Most properties already have tenants. If you buy a vacant property, and Roofstock doesn’t place a tenant within 45 days, it pays 90% of the going rental rate until it finds a tenant.
Roofstock also helps finance properties. However, financing for investment properties costs more than financing a primary residence. Once you buy, your money rests in the property and it’s harder to sell a house than it is to purchase one.
Why choose managed rental property investing?
Investing in a managed, tenanted property takes a lot of the headache out of being a landlord. If you want a steady income stream in return for your investment, this option can be a good choice. Seniors who prefer a long-term strategy and have additional funding to maintain the property can benefit the most.
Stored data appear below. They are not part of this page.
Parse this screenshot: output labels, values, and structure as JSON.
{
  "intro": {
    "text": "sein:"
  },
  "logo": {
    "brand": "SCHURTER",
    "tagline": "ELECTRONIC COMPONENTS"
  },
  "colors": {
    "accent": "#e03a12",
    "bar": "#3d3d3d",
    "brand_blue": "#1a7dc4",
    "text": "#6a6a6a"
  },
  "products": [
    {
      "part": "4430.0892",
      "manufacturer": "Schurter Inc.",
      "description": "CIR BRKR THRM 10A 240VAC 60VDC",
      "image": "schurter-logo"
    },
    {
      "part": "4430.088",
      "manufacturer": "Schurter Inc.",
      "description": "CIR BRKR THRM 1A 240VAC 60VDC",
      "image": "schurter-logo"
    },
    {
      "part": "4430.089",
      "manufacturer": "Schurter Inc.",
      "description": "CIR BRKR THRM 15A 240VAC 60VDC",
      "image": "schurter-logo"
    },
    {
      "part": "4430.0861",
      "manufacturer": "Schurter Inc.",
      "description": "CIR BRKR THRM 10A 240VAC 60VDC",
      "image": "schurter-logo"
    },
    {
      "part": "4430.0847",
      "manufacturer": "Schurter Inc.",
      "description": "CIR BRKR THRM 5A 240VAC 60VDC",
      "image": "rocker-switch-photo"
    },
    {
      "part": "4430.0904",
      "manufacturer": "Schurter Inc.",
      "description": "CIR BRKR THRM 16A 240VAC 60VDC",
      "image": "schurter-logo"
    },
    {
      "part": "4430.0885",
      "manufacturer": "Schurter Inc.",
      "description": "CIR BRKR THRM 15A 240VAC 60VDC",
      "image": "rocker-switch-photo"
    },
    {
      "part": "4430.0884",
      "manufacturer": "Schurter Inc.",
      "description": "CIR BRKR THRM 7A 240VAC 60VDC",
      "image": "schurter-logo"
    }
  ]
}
Learn More: Best Investments for Non-Accredited Investors
How to Manage Your Low-Risk Investments
Track and Analyze your low-risk Investments for Free: Managing investments can be a hassle. You may have multiple IRAs, multiple 401ks, as well as taxable accounts. And then there are bank accounts. The easiest way to track and analyze all your investments, regardless of where they are located, is with Empower’s free financial dashboard.
(Personal Capital is now Empower)
Well, there you have it. Ideas for safe, low-risk investments if you’re a senior. One thing to remember is that options you may have never heard about or considered using (i.e., P2P investing) may be some of the best options for you. So my advice is to vet all your options and pick what works best for you and your financial situation.